Quirky Q&A: Contest caters to callers


by Vikki Ortiz
The Milwaukee Journal Sentinel, January 24, 2002.
Go to original article.

The hour is fast approaching when people from all parts of the country hurry to Appleton, settle into local basements and rec rooms and pound as much last-minute useless information as possible into their heads.

At 10 p.m. Friday, they have to be ready, because that's when the 37th annual Midwest Trivia Contest at Lawrence University begins. The contest is a wacky competition in which nuns and nannies show off obscure baseball knowledge, and college students and senior citizens vie for prizes such as a 50-pound block of salt.

"It certainly gets people back here," said Lola Dorsett, a 76-year-old grandmother who started baking oatmeal chocolate chip cookies Monday - just one of several types of brain food she offers the 17 team members who crash at her home for trivia weekend.

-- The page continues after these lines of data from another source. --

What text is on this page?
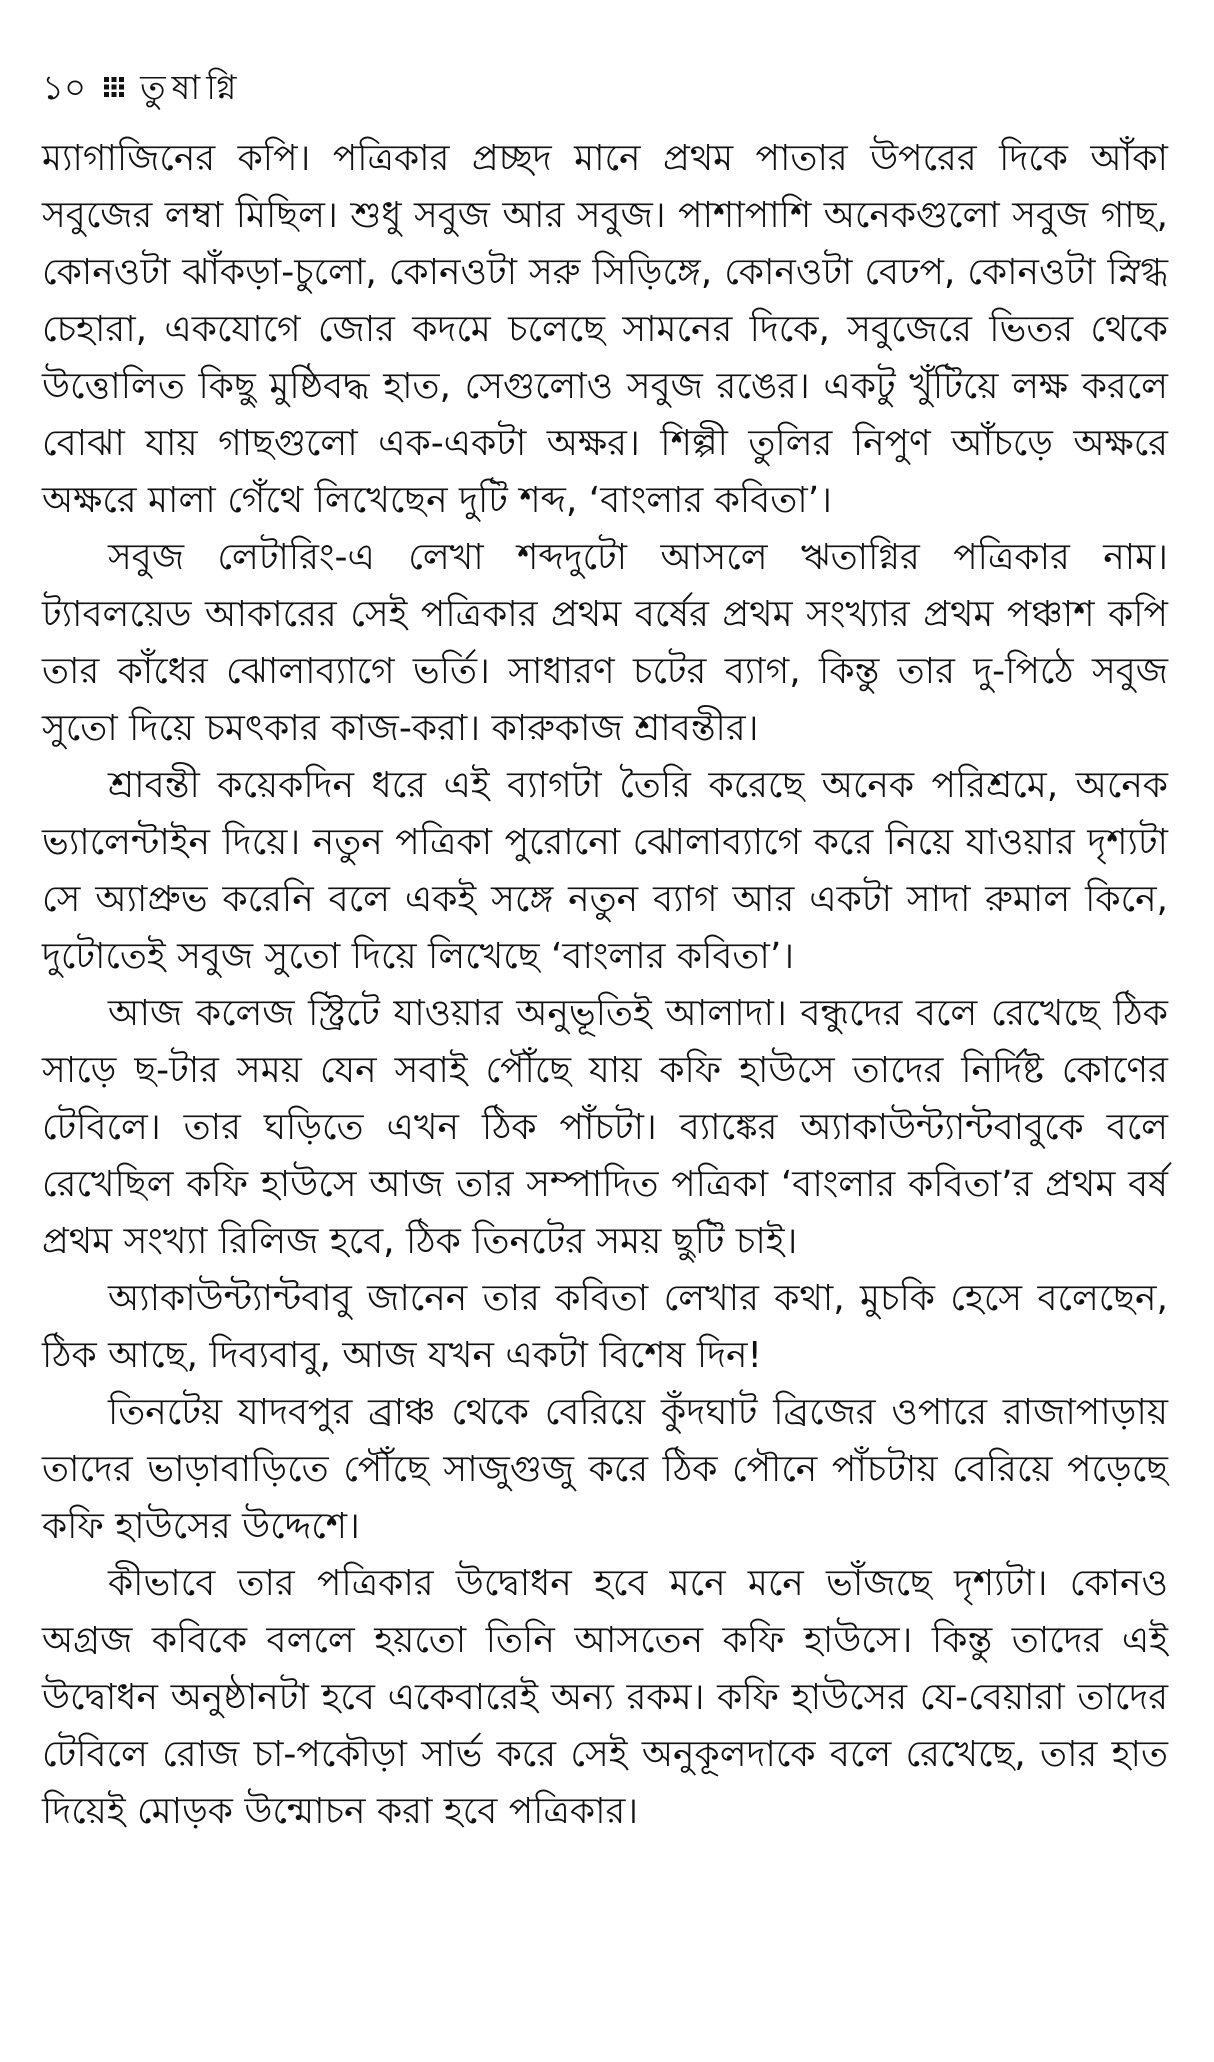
১০ তুষাগ্নি

ম্যাগাজিনের কপি। পত্রিকার প্রচ্ছদ মানে প্রথম পাতার উপরের দিকে আঁকা সবুজের লম্বা মিছিল। শুধু সবুজ আর সবুজ। পাশাপাশি অনেকগুলো সবুজ গাছ, কোনওটা ঝাঁকড়া-চুলো, কোনওটা সরু সিড়িঙ্গে, কোনওটা বেঢপ, কোনওটা স্নিগ্ধ চেহারা, একযোগে জোর কদমে চলেছে সামনের দিকে, সবুজেরে ভিতর থেকে উত্তোলিত কিছু মুষ্ঠিবদ্ধ হাত, সেগুলোও সবুজ রঙের। একটু খুঁটিয়ে লক্ষ করলে বোঝা যায় গাছগুলো এক-একটা অক্ষর। শিল্পী তুলির নিপুণ আঁচড়ে অক্ষরে অক্ষরে মালা গেঁথে লিখেছেন দুটি শব্দ, ‘বাংলার কবিতা’।

সবুজ লেটারিং-এ লেখা শব্দদুটো আসলে ঋতাগ্নির পত্রিকার নাম। ট্যাবলয়েড আকারের সেই পত্রিকার প্রথম বর্ষের প্রথম সংখ্যার প্রথম পঞ্চাশ কপি তার কাঁধের ঝোলাব্যাগে ভর্তি। সাধারণ চটের ব্যাগ, কিন্তু তার দু-পিঠে সবুজ সুতো দিয়ে চমৎকার কাজ-করা। কারুকাজ শ্রাবন্তীর।

শ্রাবন্তী কয়েকদিন ধরে এই ব্যাগটা তৈরি করেছে অনেক পরিশ্রমে, অনেক ভ্যালেন্টাইন দিয়ে। নতুন পত্রিকা পুরোনো ঝোলাব্যাগে করে নিয়ে যাওয়ার দৃশ্যটা সে অ্যাপ্রুভ করেনি বলে একই সঙ্গে নতুন ব্যাগ আর একটা সাদা রুমাল কিনে, দুটোতেই সবুজ সুতো দিয়ে লিখেছে ‘বাংলার কবিতা’।

আজ কলেজ স্ট্রিটে যাওয়ার অনুভূতিই আলাদা। বন্ধুদের বলে রেখেছে ঠিক সাড়ে ছ-টার সময় যেন সবাই পৌঁছে যায় কফি হাউসে তাদের নির্দিষ্ট কোণের টেবিলে। তার ঘড়িতে এখন ঠিক পাঁচটা। ব্যাঙ্কের অ্যাকাউন্ট্যান্টবাবুকে বলে রেখেছিল কফি হাউসে আজ তার সম্পাদিত পত্রিকা ‘বাংলার কবিতা’র প্রথম বর্ষ প্রথম সংখ্যা রিলিজ হবে, ঠিক তিনটের সময় ছুটি চাই।

অ্যাকাউন্ট্যান্টবাবু জানেন তার কবিতা লেখার কথা, মুচকি হেসে বলেছেন, ঠিক আছে, দিব্যবাবু, আজ যখন একটা বিশেষ দিন!

তিনটেয় যাদবপুর ব্রাঞ্চ থেকে বেরিয়ে কুঁদঘাট ব্রিজের ওপারে রাজাপাড়ায় তাদের ভাড়াবাড়িতে পৌঁছে সাজুগুজু করে ঠিক পৌনে পাঁচটায় বেরিয়ে পড়েছে কফি হাউসের উদ্দেশে।

কীভাবে তার পত্রিকার উদ্বোধন হবে মনে মনে ভাঁজছে দৃশ্যটা। কোনও অগ্রজ কবিকে বললে হয়তো তিনি আসতেন কফি হাউসে। কিন্তু তাদের এই উদ্বোধন অনুষ্ঠানটা হবে একেবারেই অন্য রকম। কফি হাউসের যে-বেয়ারা তাদের টেবিলে রোজ চা-পকৌড়া সার্ভ করে সেই অনুকূলদাকে বলে রেখেছে, তার হাত দিয়েই মোড়ক উন্মোচন করা হবে পত্রিকার।
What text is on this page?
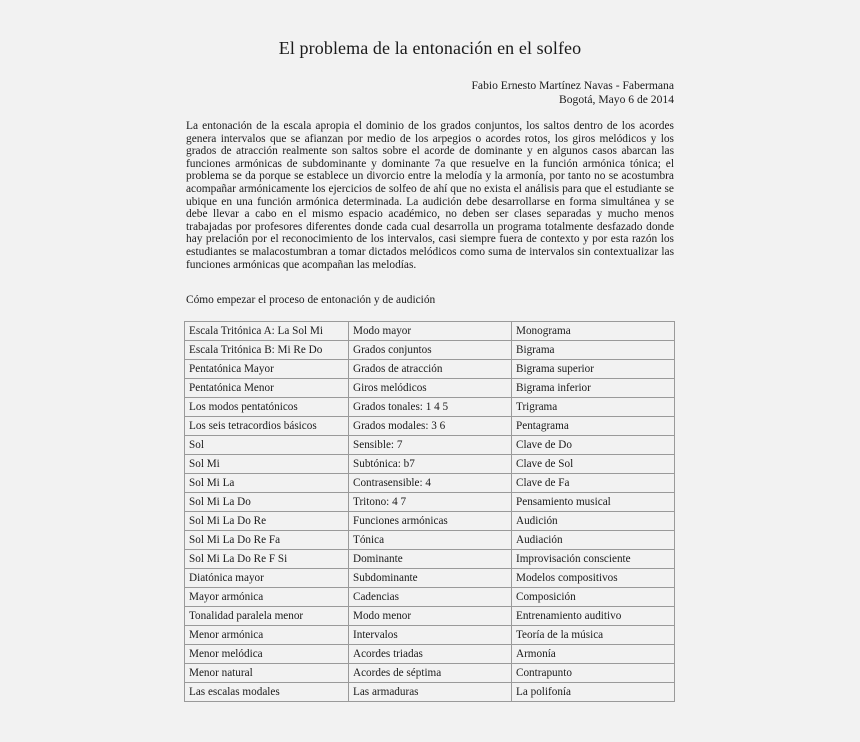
El problema de la entonación en el solfeo
Fabio Ernesto Martínez Navas - Fabermana
Bogotá, Mayo 6 de 2014
La entonación de la escala apropia el dominio de los grados conjuntos, los saltos dentro de los acordes genera intervalos que se afianzan por medio de los arpegios o acordes rotos, los giros melódicos y los grados de atracción realmente son saltos sobre el acorde de dominante y en algunos casos abarcan las funciones armónicas de subdominante y dominante 7a que resuelve en la función armónica tónica; el problema se da porque se establece un divorcio entre la melodía y la armonía, por tanto no se acostumbra acompañar armónicamente los ejercicios de solfeo de ahí que no exista el análisis para que el estudiante se ubique en una función armónica determinada. La audición debe desarrollarse en forma simultánea y se debe llevar a cabo en el mismo espacio académico, no deben ser clases separadas y mucho menos trabajadas por profesores diferentes donde cada cual desarrolla un programa totalmente desfazado donde hay prelación por el reconocimiento de los intervalos, casi siempre fuera de contexto y por esta razón los estudiantes se malacostumbran a tomar dictados melódicos como suma de intervalos sin contextualizar las funciones armónicas que acompañan las melodías.
Cómo empezar el proceso de entonación y de audición
Escala Tritónica A: La Sol Mi	Modo mayor	Monograma
Escala Tritónica B: Mi Re Do	Grados conjuntos	Bigrama
Pentatónica Mayor	Grados de atracción	Bigrama superior
Pentatónica Menor	Giros melódicos	Bigrama inferior
Los modos pentatónicos	Grados tonales: 1 4 5	Trigrama
Los seis tetracordios básicos	Grados modales: 3 6	Pentagrama
Sol	Sensible: 7	Clave de Do
Sol Mi	Subtónica: b7	Clave de Sol
Sol Mi La	Contrasensible: 4	Clave de Fa
Sol Mi La Do	Tritono: 4 7	Pensamiento musical
Sol Mi La Do Re	Funciones armónicas	Audición
Sol Mi La Do Re Fa	Tónica	Audiación
Sol Mi La Do Re F Si	Dominante	Improvisación consciente
Diatónica mayor	Subdominante	Modelos compositivos
Mayor armónica	Cadencias	Composición
Tonalidad paralela menor	Modo menor	Entrenamiento auditivo
Menor armónica	Intervalos	Teoría de la música
Menor melódica	Acordes triadas	Armonía
Menor natural	Acordes de séptima	Contrapunto
Las escalas modales	Las armaduras	La polifonía
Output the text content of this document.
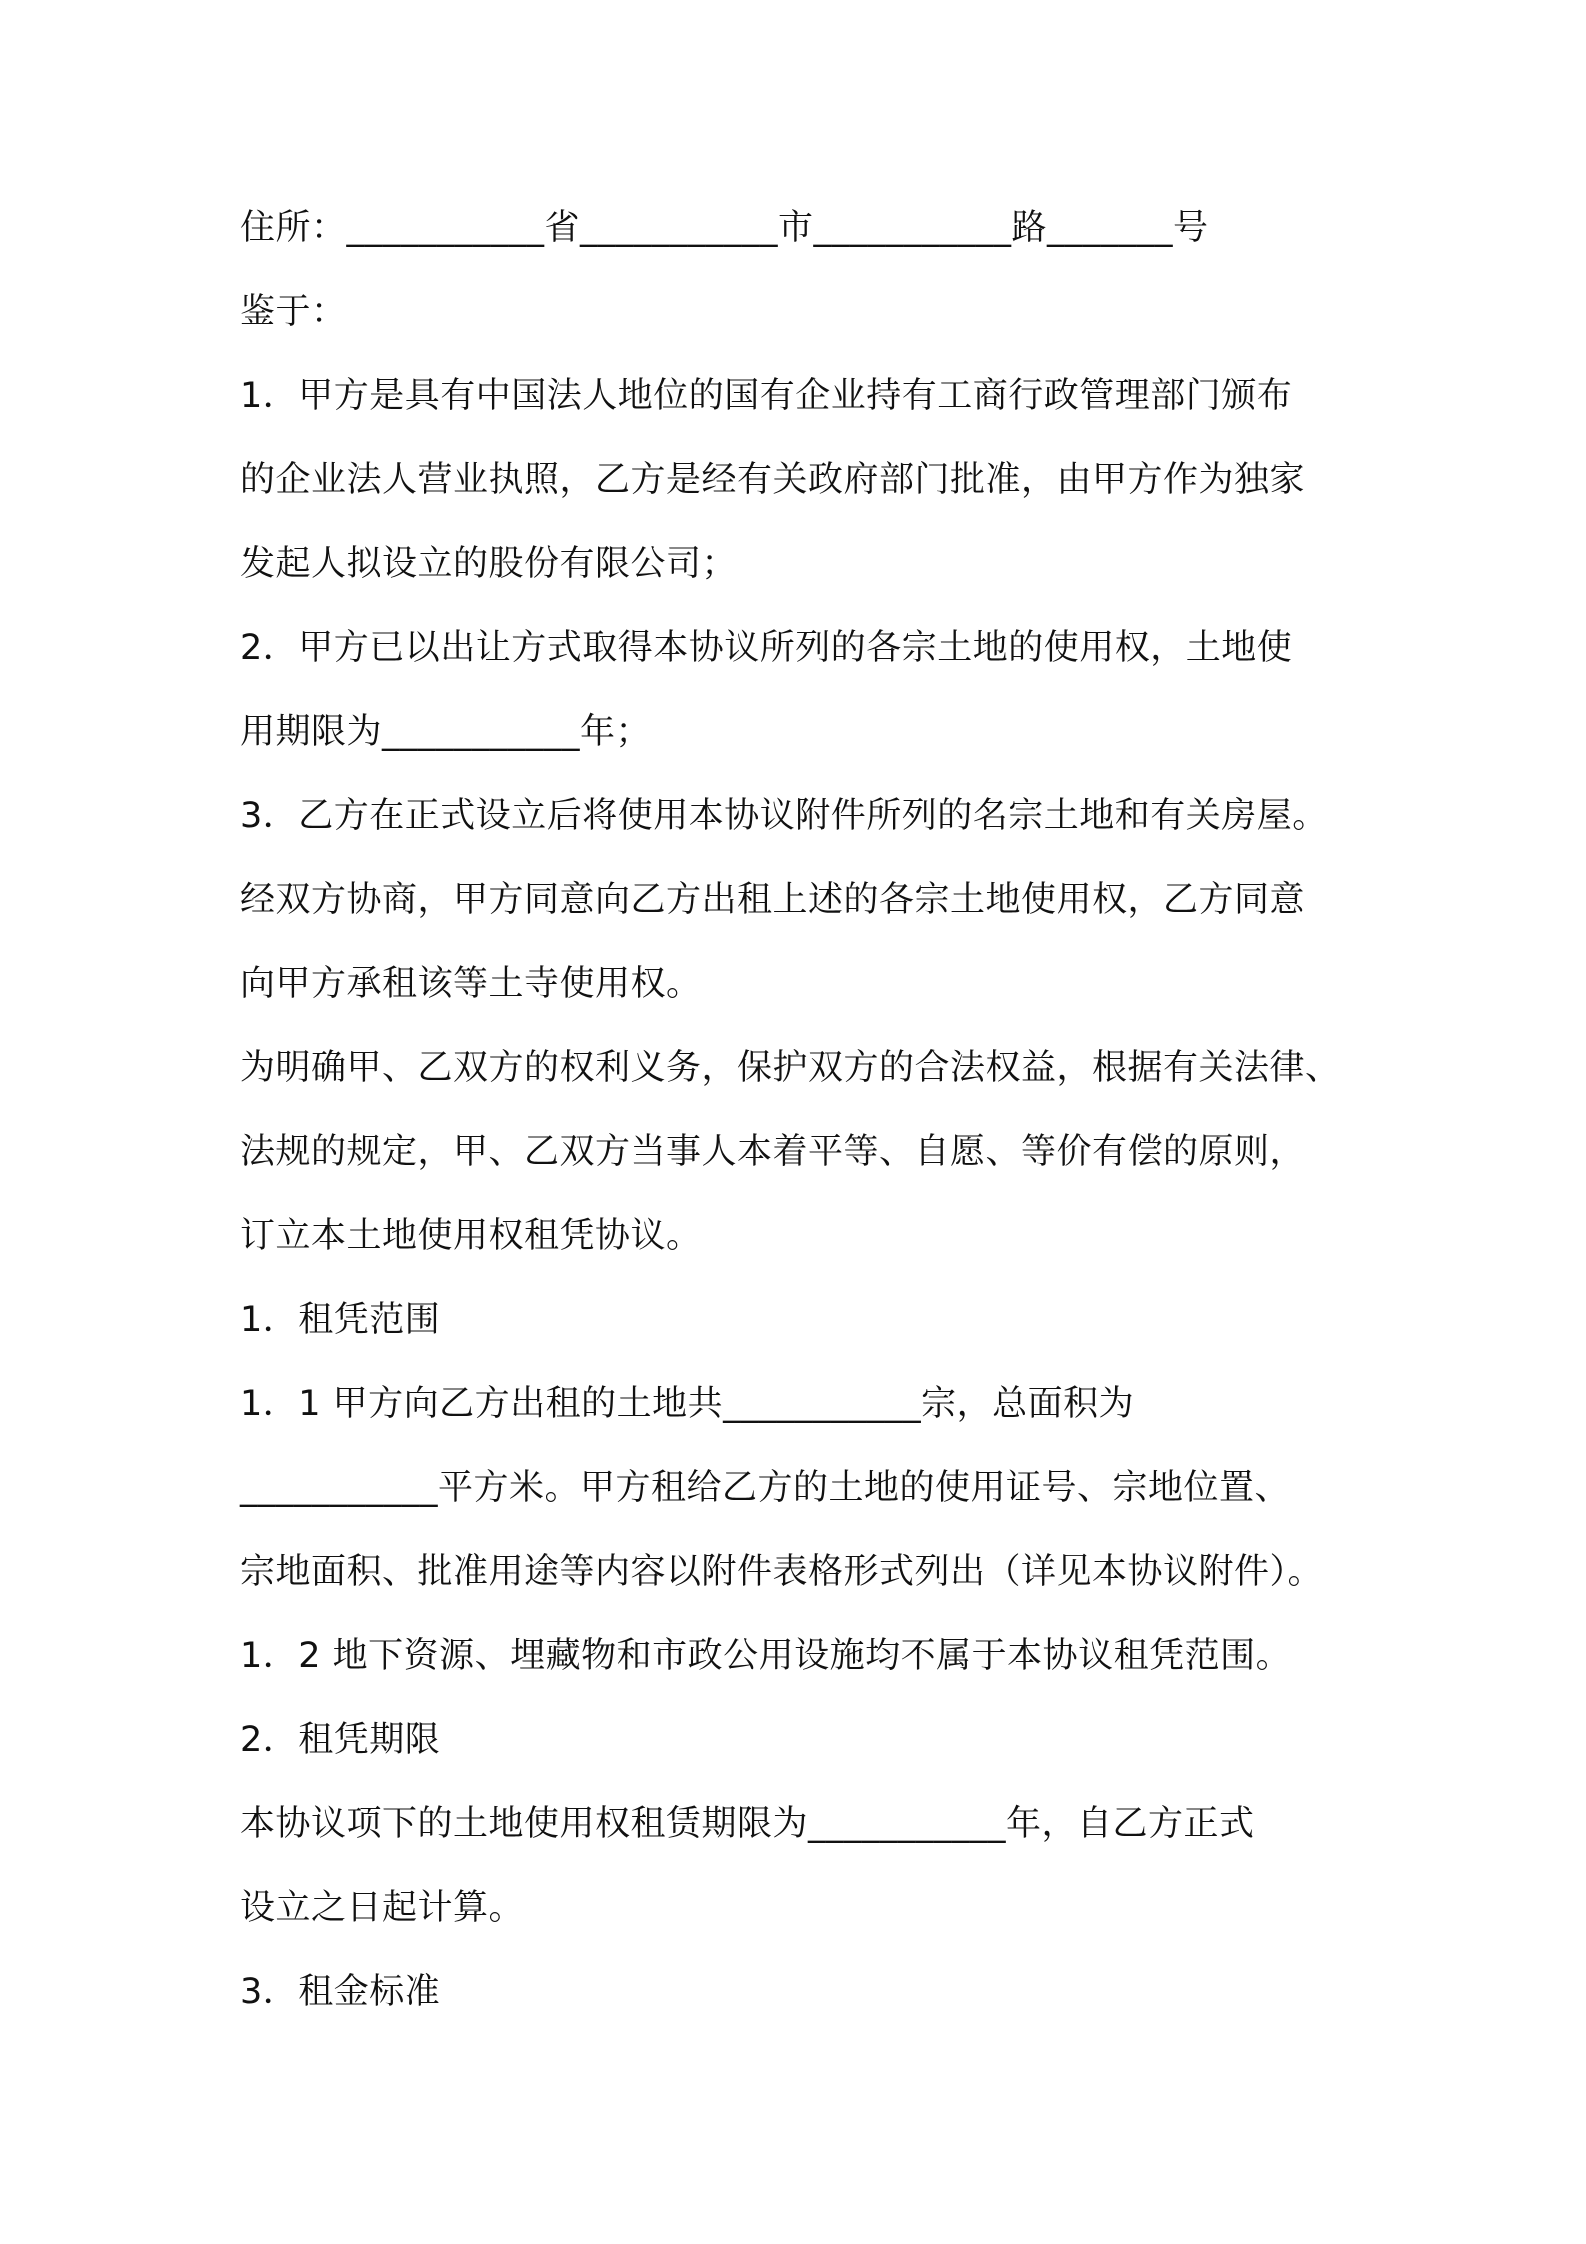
住所：___________省___________市___________路_______号
鉴于：
1．甲方是具有中国法人地位的国有企业持有工商行政管理部门颁布
的企业法人营业执照，乙方是经有关政府部门批准，由甲方作为独家
发起人拟设立的股份有限公司；
2．甲方已以出让方式取得本协议所列的各宗土地的使用权，土地使
用期限为___________年；
3．乙方在正式设立后将使用本协议附件所列的名宗土地和有关房屋。
经双方协商，甲方同意向乙方出租上述的各宗土地使用权，乙方同意
向甲方承租该等土寺使用权。
为明确甲、乙双方的权利义务，保护双方的合法权益，根据有关法律、
法规的规定，甲、乙双方当事人本着平等、自愿、等价有偿的原则，
订立本土地使用权租凭协议。
1．租凭范围
1．1 甲方向乙方出租的土地共___________宗，总面积为
___________平方米。甲方租给乙方的土地的使用证号、宗地位置、
宗地面积、批准用途等内容以附件表格形式列出（详见本协议附件）。
1．2 地下资源、埋藏物和市政公用设施均不属于本协议租凭范围。
2．租凭期限
本协议项下的土地使用权租赁期限为___________年，自乙方正式
设立之日起计算。
3．租金标准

For 50 straight hours, an estimated 600 players tune in to Lawrence University's radio station, WLFM (91.1), for the contest. There's a new question every 10 minutes. Team members have 31/2 minutes to call in their answers to the WLFM studio, which awards teams five points for every correct answer.

When the contest ends at 1 a.m. Monday, weary but satisfied team members from on and off campus parade to the radio station office to attend an awards ceremony for the highest-scoring teams.

Lawrence University officials say the quirky competition brings back alumni from Seattle to San Francisco. Teams set up makeshift information headquarters filled with computers, file folders of facts and reference books. Many competitors stay up all night so as not to miss one of the nearly 400 questions.

"It's zany, I guess," said Curtis Dye, a Lawrence University senior and Grandmaster Poobah of this year's contest.

The contest began in 1966 when James B. DeRosset attempted to offer an alternative for students who didn't join Lawrence's traditional academic competitions. Since then, teams have picked off-the-wall or newsy names; after the 2000 election, "Electile Dysfunction" and "Re-Count Chocula" were among those competing.

Questions are collected year-round by 12 grandmasters working for the college radio station. With the advent of the Internet, finding suitable questions has become a bit more difficult, but organizers still manage to find plenty of obscure trivia to challenge participants.

Q: "If the longest home run ever hit at Wrigley Field had gone 3 more feet, whose television would have been destroyed?" A: Naomi Martinez, a woman who lives near Wrigley Field. Q: "Who was the first native-born Scot to be canonized by the Vatican?" A: St. John Ogilvie.

Because so many people are playing, the station must keep at least 10 phone lines staffed during the competition. If WLFM staff need help manning those lines, they simply call on trivia players, who leave their teams for a few hours and volunteer a shift.

The prizes are never the main motivation for the craziness, though. In the past, contest winners have been awarded mattresses, pink flamingos and 50-inch sausages. The real prize is continuing the tradition, Dye said.

Dorsett began competing 20 years ago when one of her daughters was in high school.

"It's sort of like when I try to watch 'Jeopardy!' and try and know the answers," Dorsett said. "It's sort of a rush."